What is less well researched, but now observed more frequently, is how this same pattern of response occurs in older adults. Here the type and frequency of separation changes (e.g., death of a partner/spouse, loss of a pet), but the end result is impact to brain functioning, typically a temporary decline in cognitive skills and an increase in depression and anxiety.
It is inevitable that we will experience loss with increasing frequency as we age. The impact of these losses vary, but when they cluster it intensifies the experience and may result in physical, emotional, and cognitive problems. Broadly speaking, the expectations around loss and being left behind tend to be unrealistic and in some cases may result in poor outcomes including choosing to numb out with alcohol or other substances, withdraw, or fall into depression.
What seems to be most helpful, at least according to hospice workers, therapists, and many spiritual traditions, is to allow yourself to fully express and experience the loss. Acceptance of death and loss happens at different times in different states of awareness. For some, thoughts of dying represent release and relief. For others, these thoughts can bring shame and fear. If you are the one left behind, you may experience guilt or anger, or any combination of intense emotions.
I have written elsewhere of my own experiences with death and loss. For many years, I was angry at my father for leaving me behind. It took a bunch of therapy and several workshops to chip away at the protective barrier I had erected around my heart, thinking I was keeping it safe from being hurt ever again. That strategy didn’t keep death away, and others who I have loved deeply have subsequently left me behind. What I have learned is that the heart does heal. Kindness, self-compassion, patience, and time all play roles in how the healing begins and how long it takes.
According to the folks at the Living/Dying Project, “conscious dying is the process of utilizing the dying process as an opportunity to become more present and loving, an opportunity for profound healing, for spiritual awakening. Eastern traditions such as Hinduism and particularly Buddhism, as well as shamanic traditions, have explicit teachings that guide the dying to a conscious and graceful death.”
With each loss I have also learned how to keep my heart open, even though it hurts and I may doubt that the hurt can ever go away.
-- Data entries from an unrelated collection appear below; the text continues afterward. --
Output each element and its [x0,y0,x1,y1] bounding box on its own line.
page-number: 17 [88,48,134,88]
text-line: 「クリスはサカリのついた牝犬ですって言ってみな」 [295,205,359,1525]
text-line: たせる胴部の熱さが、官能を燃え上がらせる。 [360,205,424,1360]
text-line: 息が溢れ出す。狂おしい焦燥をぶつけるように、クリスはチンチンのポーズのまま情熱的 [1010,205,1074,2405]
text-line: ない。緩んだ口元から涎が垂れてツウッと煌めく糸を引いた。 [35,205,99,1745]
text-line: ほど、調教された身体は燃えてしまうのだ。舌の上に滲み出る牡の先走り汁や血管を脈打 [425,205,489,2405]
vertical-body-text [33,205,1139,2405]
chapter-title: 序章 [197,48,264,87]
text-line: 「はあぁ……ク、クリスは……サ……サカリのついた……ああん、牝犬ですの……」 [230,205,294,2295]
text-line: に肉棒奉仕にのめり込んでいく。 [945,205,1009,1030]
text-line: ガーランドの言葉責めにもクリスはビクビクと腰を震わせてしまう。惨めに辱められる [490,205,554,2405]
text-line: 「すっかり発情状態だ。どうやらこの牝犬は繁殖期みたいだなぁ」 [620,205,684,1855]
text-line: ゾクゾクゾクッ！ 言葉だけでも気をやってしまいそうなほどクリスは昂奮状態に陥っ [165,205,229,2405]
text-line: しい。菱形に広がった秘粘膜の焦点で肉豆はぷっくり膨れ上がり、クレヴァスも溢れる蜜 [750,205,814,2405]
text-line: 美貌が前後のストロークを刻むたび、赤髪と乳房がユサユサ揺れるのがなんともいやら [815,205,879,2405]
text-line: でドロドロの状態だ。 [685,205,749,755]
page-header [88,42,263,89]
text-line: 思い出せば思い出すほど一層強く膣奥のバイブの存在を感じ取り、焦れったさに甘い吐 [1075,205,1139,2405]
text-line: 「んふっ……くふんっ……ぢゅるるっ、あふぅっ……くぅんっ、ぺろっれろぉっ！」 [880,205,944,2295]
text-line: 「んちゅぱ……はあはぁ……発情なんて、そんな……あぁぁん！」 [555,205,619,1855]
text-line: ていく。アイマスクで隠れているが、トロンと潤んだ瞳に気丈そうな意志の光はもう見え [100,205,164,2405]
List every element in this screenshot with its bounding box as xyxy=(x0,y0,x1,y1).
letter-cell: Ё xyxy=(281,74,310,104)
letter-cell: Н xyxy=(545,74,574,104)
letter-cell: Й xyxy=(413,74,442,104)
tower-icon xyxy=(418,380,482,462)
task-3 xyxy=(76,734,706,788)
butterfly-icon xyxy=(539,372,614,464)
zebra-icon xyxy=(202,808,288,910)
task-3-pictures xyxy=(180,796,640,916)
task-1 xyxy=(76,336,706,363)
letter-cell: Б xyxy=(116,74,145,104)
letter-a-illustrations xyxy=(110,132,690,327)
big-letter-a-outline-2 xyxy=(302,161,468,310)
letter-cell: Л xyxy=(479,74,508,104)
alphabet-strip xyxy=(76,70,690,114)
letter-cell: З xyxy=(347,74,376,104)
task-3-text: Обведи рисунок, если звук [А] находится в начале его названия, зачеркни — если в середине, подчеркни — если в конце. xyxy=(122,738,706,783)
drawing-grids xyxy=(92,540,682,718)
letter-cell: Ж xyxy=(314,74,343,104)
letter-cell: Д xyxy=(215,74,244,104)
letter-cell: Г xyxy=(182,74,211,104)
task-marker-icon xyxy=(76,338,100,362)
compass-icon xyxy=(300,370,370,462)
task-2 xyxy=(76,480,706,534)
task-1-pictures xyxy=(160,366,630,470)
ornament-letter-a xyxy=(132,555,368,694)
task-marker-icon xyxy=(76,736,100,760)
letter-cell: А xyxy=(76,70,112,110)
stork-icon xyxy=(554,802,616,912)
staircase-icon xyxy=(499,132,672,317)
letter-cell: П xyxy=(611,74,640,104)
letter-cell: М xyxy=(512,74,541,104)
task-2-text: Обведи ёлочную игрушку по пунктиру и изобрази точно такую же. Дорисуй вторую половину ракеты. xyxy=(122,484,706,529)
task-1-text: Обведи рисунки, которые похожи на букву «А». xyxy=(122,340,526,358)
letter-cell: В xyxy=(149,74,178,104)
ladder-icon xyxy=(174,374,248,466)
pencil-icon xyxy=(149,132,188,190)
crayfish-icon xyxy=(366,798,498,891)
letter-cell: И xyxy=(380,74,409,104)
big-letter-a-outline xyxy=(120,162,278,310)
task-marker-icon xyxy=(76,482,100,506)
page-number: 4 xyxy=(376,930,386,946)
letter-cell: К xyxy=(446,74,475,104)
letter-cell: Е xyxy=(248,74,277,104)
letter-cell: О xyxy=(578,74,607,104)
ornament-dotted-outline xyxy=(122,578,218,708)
I try to stay aware of my feelings, especially when I am feeling lonely, afraid, or invisible. I am not always successful in doing this, but the more I practice, the better I get.
Being left behind is inherently uncomfortable. Learning techniques such as meditation, practicing loving-kindness, and finding ways to let go gently and compassionately all help to turn that discomfort into something more soothing. The ache of the loss seems to decrease in intensity not only with time, but with intentional release of tears, revisiting moments of emotions including joy and anger, laughter and intimacy. Extending compassion to self, being patient with a process that is anything but linear and predictable, are all sound techniques to help patch over the gaping wound that loss creates.